One thing that was very satisfying was how funny the piece was. Generally, I’d classify these as adventure stories meant to have some genuinely affecting drama in them, but I don’t want them to become heavy or grim. Lightening them with humor is a great way to charm the audience, to keep things fun and to balance out darker moments. I actually discovered the power of this when Vivat Regina was read in an earlier Bare Bones, and saw how well received the increased humor in the second piece versus the first was. Introducing Nathaniel’s brother Justin Hawking worked particularly well for this, as his wit and attitude was a great way to work in jokes. In no small part thanks to Eric Cheung’s performance of him, there were a few scenes where he got a laugh with almost every line!

The reading also cautioned me for the need for clarity. When you’re trying to present a Fairy Play Whodunnit, it’s important that the necessary information to solve the mystery is delivered clearly enough for the audience to solve. There were some qualitative differences in information that were not made plain enough, and that’s good information for me to have.

Also, there are several Russian ballet dancers in the plot whose names and introductions may not have been made sufficiently plain, making them easy to confuse. On that score, some of it may have been because it was a reading, and the same actress Samantha LeVangie read for both of them, which is something that might be fixed in the staging. But it’s very good to know that confusing the characters might be at issue, to alert me to make sure they are each clearly introduced when they enter the story. This might be a matter of editing, but it’s also going to inform how we stage it when it gets fully performed.
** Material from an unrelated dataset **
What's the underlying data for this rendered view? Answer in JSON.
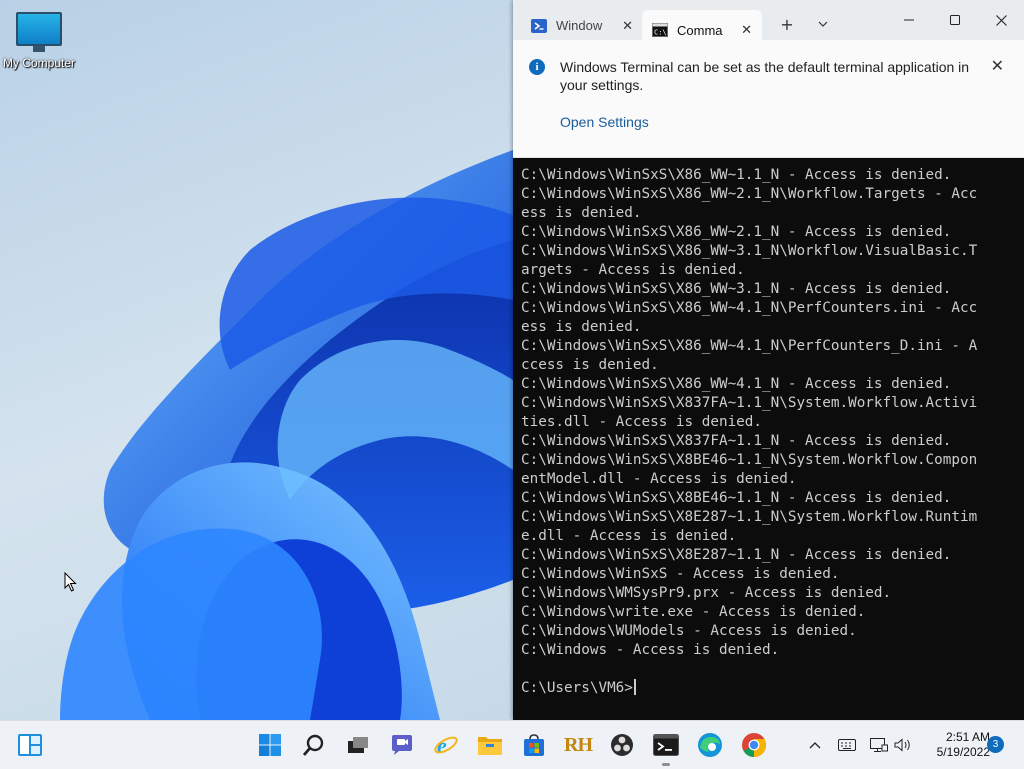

Most of all, I am glad to have found that the story works. The plot flowed smoothly, and the character arcs, relationships, and strong emotional moments resonated with the audience. That’s always the most important part of storytelling, and you can never be sure if you’ve managed it until you get in front of living breathing people. I really do believe that each Hawking script has come out better than the last, and this only confirmed it. So thanks very much to everyone who came out to hear it and give their thoughts, and great thanks to Theatre@First for giving us the opportunity to have it read!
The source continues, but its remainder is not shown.